Hi,
Thanks to those who anwered at different statistics discussion lists.
In the first reply I specify a bit more what I am trying to do.
In addition I have found some references that might be of interest:
B.S. Everitt and S.Rabe-Hasketh: "The Analysis of Proximity Data", Kendall's
Library of Statistics 4.
Page. 18-20 handles "Inter-group distance and dissimilarity measures".
Chapter 11 of W.J.Krzanowski: "Principles of Multivariate Analysis", handles
"Highlighting differences between groups."
Anders
****************************************************************************
*********
Underneath is a compilation of the answers I got:
****************************************************************************
*********
You wrote,
>* We are classifying bottles of unknown plastic material into 7 different
>plastic groups, using NIR-spectroscopy on a discrete number of fixed
>wavelengths.
>* Each group is represented by a mean and a covariance matrix, based on a
>sample set of approx. 20 bottles each.
>* Each covariance matrix is different from the other.

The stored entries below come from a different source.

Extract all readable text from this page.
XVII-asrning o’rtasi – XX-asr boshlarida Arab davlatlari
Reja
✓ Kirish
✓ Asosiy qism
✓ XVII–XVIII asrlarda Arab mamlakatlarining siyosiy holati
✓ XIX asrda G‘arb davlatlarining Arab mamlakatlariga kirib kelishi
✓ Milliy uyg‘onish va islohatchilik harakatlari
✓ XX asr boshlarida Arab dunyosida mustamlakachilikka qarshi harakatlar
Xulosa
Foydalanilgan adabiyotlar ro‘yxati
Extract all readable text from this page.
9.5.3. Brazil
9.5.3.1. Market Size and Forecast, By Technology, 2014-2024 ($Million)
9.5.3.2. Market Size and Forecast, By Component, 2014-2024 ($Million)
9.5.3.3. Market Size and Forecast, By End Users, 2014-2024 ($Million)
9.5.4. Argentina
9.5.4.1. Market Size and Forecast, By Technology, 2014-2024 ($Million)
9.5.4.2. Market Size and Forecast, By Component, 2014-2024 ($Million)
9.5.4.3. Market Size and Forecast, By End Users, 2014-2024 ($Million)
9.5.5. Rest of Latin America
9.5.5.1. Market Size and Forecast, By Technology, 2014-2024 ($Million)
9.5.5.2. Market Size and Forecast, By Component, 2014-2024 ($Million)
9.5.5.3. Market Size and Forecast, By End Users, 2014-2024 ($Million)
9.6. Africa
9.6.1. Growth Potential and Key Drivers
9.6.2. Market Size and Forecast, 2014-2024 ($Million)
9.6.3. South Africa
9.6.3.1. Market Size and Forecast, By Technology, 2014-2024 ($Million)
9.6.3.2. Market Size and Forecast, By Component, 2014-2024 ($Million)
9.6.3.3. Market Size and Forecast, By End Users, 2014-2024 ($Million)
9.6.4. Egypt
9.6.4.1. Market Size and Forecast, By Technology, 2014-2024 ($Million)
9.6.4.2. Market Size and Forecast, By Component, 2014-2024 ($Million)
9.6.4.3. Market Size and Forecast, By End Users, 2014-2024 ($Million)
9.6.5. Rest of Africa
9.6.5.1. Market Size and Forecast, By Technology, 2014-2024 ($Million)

>* We would like to optimize the discrete wavelengths used, so that the 7
>plastic clusters are separated as effectively as possible.
>
>Then the question:
>
>How can we objectively measure the separation between clusters?
>
>Is there a standard measure of a normalized distance between two
>hyperellipsoids, which takes into account the covariant matrices of both
>clusters. (Equivalent to the Mahalanobis distance between a point and a
>hyperellipsoid)
The standard way to measure distance between clusters is to measure the
distance between their means. If the covariance matrices were equal, you
could use the Mahalanobis distance. When the covariance matrices are very
different, there is no general theory, but an obvious approach would be to
measure to distances for each pair of cluster centers, one with one
covariance matrix and the other with the other, and to use the smaller
distance.
All of this assumes that your data are reasonably fit by a normal
distribution. If the data has a multimodal distribution, you might want to
use a clustering technique to identify normal subclasses within each class.
I hope that these suggestions are helpful.
-- Dick Duda
****************************************************************************
*********
Here are some misc. notes that I have that may help. These
"separability indices" should be documented in pattern
recognition texts and perhaps clustering books as well.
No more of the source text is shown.